Description
Accurate cancer subtype identification is fundamental to precision medicine and personalized treatment planning. While DNA methylation has emerged as a powerful epigenetic biomarker for cancer subtyping, the lack of labeled methylome datasets has limited its practical application. This research paper presents meth-SemiCancer, a novel semi-supervised learning framework designed to overcome data scarcity in DNA methylation–based cancer subtype classification.
The proposed approach first pre-trains a neural network model using labeled DNA methylation datasets from The Cancer Genome Atlas. It then assigns pseudo-labels to unlabeled methylation datasets sourced from public repositories such as GEO. Through iterative fine-tuning using both labeled and pseudo-labeled data, meth-SemiCancer improves classification robustness and reduces overfitting.
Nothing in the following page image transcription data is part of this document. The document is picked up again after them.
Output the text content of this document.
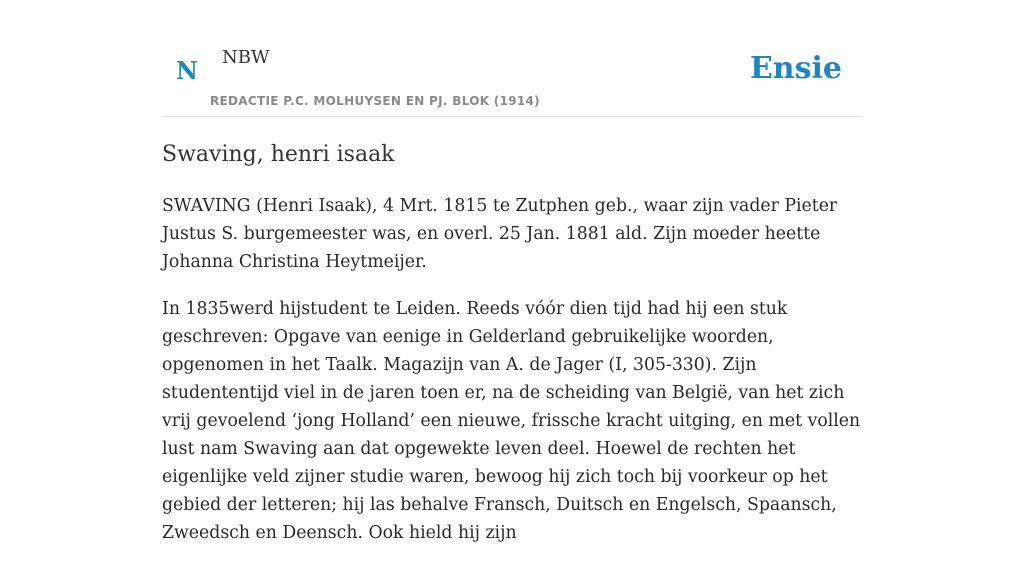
N NBW
REDACTIE P.C. MOLHUYSEN EN PJ. BLOK (1914)
Ensie
Swaving, henri isaak

SWAVING (Henri Isaak), 4 Mrt. 1815 te Zutphen geb., waar zijn vader Pieter Justus S. burgemeester was, en overl. 25 Jan. 1881 ald. Zijn moeder heette Johanna Christina Heytmeijer.

In 1835werd hijstudent te Leiden. Reeds vóór dien tijd had hij een stuk geschreven: Opgave van eenige in Gelderland gebruikelijke woorden, opgenomen in het Taalk. Magazijn van A. de Jager (I, 305-330). Zijn studententijd viel in de jaren toen er, na de scheiding van België, van het zich vrij gevoelend ‘jong Holland’ een nieuwe, frissche kracht uitging, en met vollen lust nam Swaving aan dat opgewekte leven deel. Hoewel de rechten het eigenlijke veld zijner studie waren, bewoog hij zich toch bij voorkeur op het gebied der letteren; hij las behalve Fransch, Duitsch en Engelsch, Spaansch, Zweedsch en Deensch. Ook hield hij zijn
The framework is evaluated across six cancer types, including breast, colon, glioblastoma, prostate, renal, and thyroid cancers. Experimental results demonstrate that meth-SemiCancer consistently outperforms traditional machine-learning classifiers such as SVM, Random Forest, and KNN, achieving higher F1-scores and Matthews correlation coefficients. The study further shows that incorporating unlabeled samples significantly enhances model generalization.
This paper is highly valuable for researchers in bioinformatics, computational biology, epigenetics, and medical AI. It provides a practical and extensible methodology for exploiting large unlabeled methylation datasets to improve cancer subtype classification.